Gibt es eine Unterscheidung zwischen Wut und Zorn?

Diese Unterscheidung hat schon mehrere interessiert. Das ist eher eine gefühlte als eine klar definierte. Es gibt Definitionen, die meinen, beim Zorn gehe es eher um die große Sache, um das große Unrecht. Der Zorn als heilige und gerechte Sache. Der Zorn ist dann eine solidere, längere Emotion, die sich nicht gegen eine persönliche Kränkung, sondern gegen ein meine Belange übersteigendes Unrecht richtet. Wut ist etwas sehr Intimes, sie betrifft mich.

Sie zielen darauf ab, Leben zu ermöglichen.

Es geht darum, lebendig zu bleiben, was heißt, dass Veränderung möglich sein muss. Wut kann ein Motivator für Veränderungen und damit ein Faktor der Lebendigkeit sein. Wenn ich die Wut wahrnehme, fordert sie mich auf, etwas zu tun. Wut fördert die Lebendigkeit. Die Wut ist eine Ressource, die wir haben, um unsere Lebensbedingungen zu verbessern, um mitzubekommen, wo passt etwas nicht. Um zu bemerken, wo muss ich bei mir etwas verändern. Um zu überlegen, vielleicht bin ich zu selbstgerecht und sehe das zu einseitig. Es geht um Lebendigkeit und Entwicklung.Wenn ich aber sage, ich habe keine Wut, dann werde erstarren in dem, was ist, denn dann habe ich keinen Grund, etwas zu verändern. Erstarrung geht gegen das Prinzip der Lebendigkeit. Alles Leben ist Veränderung.

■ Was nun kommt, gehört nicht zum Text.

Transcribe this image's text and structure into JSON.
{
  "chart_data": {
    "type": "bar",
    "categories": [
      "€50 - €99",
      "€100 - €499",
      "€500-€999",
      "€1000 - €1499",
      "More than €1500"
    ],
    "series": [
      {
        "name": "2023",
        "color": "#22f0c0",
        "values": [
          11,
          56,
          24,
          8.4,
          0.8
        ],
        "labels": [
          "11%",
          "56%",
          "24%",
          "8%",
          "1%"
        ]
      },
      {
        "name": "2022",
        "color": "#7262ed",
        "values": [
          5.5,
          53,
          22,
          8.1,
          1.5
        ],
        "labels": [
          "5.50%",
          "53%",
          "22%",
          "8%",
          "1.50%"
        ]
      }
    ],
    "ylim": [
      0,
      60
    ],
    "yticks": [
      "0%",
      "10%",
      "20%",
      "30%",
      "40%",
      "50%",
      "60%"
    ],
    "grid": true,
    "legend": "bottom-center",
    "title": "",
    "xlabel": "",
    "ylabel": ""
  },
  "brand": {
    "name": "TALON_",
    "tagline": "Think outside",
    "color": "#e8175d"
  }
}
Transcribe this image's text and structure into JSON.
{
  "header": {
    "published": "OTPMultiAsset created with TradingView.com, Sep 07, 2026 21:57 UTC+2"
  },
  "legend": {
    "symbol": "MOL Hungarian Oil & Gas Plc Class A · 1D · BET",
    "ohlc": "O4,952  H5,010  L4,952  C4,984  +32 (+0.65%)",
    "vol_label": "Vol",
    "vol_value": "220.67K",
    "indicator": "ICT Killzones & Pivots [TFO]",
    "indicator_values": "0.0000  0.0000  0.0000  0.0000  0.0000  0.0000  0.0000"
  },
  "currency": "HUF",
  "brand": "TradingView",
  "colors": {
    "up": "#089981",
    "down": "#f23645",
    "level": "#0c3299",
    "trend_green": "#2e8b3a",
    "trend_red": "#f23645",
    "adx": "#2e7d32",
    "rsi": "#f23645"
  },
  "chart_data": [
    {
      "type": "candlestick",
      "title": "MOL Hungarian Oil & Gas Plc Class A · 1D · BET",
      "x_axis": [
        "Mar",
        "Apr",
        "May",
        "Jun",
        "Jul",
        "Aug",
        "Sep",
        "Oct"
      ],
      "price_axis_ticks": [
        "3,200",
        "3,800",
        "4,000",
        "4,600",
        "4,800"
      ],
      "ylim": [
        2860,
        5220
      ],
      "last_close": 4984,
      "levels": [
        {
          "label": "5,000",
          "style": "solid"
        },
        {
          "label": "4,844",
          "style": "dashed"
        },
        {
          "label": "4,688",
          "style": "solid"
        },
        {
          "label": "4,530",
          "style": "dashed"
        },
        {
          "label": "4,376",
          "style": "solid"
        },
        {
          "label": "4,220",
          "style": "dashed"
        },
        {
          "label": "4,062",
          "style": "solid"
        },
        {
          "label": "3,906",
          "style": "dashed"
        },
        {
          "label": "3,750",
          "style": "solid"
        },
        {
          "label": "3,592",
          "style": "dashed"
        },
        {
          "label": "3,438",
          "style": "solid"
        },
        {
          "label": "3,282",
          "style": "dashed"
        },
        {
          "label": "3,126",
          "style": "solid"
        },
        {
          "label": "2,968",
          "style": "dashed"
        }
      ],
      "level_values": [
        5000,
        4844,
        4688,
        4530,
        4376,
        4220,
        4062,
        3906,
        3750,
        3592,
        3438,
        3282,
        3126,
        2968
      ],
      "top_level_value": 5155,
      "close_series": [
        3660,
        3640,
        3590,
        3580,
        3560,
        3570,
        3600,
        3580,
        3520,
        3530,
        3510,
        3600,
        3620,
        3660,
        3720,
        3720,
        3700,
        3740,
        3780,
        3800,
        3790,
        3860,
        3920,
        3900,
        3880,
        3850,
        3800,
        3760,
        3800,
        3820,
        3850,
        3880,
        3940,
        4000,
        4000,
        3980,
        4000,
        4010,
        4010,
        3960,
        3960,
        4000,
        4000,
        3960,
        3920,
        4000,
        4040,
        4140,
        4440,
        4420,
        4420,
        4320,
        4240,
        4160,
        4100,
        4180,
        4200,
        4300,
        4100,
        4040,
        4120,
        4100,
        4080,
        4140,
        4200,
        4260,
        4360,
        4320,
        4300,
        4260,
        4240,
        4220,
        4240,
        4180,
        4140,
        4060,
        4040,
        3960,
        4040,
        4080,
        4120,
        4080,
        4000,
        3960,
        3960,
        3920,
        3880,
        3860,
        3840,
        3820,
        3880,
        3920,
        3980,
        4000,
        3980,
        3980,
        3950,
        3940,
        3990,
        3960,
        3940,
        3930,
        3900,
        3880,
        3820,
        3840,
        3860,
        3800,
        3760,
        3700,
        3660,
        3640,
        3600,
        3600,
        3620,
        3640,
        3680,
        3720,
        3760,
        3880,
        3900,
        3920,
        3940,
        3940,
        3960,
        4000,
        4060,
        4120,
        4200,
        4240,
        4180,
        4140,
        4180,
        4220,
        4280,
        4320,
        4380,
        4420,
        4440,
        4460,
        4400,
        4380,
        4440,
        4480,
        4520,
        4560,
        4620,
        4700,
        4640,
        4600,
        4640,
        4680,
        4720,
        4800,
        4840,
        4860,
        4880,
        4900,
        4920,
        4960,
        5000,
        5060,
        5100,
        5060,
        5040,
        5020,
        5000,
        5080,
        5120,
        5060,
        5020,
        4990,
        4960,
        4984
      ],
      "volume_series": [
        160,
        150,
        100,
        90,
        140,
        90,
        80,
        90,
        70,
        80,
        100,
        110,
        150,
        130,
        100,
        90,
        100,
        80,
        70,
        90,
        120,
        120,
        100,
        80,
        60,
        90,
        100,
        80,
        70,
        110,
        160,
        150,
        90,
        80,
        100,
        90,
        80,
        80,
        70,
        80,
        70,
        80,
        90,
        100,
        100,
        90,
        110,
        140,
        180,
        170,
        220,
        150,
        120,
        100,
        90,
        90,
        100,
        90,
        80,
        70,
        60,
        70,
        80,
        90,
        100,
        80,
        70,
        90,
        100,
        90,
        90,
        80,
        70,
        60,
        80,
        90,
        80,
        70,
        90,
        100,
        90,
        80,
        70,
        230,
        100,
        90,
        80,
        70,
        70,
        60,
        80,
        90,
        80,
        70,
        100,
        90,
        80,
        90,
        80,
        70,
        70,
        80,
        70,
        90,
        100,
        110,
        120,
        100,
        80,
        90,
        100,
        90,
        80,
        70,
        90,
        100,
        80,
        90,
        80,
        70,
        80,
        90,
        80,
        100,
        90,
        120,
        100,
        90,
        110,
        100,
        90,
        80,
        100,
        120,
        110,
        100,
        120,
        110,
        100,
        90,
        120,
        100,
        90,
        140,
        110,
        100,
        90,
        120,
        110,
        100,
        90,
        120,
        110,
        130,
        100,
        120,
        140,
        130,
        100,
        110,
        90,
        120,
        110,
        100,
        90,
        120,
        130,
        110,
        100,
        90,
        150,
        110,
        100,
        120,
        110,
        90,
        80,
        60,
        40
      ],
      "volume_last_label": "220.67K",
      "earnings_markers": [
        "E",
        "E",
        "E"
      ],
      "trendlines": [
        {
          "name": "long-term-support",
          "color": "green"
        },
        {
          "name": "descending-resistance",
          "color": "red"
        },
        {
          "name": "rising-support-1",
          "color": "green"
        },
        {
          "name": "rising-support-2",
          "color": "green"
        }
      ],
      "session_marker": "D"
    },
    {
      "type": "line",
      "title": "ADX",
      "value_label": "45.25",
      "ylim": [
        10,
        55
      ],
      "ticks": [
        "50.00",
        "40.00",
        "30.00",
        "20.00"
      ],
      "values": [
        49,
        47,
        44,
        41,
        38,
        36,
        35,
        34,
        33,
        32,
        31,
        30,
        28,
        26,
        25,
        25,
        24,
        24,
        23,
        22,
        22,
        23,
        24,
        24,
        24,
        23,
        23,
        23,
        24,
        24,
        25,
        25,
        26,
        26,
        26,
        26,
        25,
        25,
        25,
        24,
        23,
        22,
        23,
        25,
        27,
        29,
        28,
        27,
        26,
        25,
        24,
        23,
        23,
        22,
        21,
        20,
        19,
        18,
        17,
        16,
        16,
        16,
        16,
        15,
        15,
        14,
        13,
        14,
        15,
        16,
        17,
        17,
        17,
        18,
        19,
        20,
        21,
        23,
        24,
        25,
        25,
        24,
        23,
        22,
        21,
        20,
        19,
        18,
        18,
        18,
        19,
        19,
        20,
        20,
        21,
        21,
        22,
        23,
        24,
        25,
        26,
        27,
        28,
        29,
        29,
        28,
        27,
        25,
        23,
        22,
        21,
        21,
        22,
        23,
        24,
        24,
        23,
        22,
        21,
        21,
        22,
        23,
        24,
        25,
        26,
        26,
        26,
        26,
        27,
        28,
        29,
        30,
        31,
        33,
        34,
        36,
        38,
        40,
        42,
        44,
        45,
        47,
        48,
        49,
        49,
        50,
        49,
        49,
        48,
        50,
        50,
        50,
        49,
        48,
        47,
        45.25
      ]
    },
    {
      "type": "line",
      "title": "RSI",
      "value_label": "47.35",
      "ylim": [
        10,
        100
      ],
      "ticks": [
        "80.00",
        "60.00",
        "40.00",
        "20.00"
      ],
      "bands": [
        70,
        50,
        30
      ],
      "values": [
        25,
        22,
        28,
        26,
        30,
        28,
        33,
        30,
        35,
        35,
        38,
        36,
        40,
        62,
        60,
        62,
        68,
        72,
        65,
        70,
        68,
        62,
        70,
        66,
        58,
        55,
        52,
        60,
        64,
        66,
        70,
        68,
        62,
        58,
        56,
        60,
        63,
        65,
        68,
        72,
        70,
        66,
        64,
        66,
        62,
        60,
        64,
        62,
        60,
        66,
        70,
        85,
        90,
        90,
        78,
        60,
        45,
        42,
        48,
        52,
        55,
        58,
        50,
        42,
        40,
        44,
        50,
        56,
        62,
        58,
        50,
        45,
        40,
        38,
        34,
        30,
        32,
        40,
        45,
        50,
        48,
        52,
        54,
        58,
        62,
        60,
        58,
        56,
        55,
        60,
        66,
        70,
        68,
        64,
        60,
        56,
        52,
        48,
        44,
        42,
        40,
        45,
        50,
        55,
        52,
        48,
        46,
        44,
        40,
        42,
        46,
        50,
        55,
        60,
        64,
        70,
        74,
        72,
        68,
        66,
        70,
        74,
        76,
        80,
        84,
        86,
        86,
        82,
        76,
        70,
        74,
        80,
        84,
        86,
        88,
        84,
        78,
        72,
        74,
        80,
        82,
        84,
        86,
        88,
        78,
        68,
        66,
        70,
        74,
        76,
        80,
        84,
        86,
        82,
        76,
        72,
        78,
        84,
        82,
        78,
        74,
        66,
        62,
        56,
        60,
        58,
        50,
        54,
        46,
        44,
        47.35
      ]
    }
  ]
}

Haben Sie zu wenig Arbeit, sodass Sie noch Zeit zum Schreiben finden?

Nein, das Schreiben ist lustig, denn das ist etwas ganz anderes als Gutachten zu erstellen, wo nur die Fakten zählen und ich mich mit Distanz ausdrücken muss. Im Buch kann ich ganz offen und klar meine Meinung ausdrücken. Ich muss sie nicht mit Fakten belegen. Das ist spannend. Ich habe mit dem Laptop auch abends im Bett geschrieben. Auf diese Weise sind zwei bis drei Kapitel entstanden.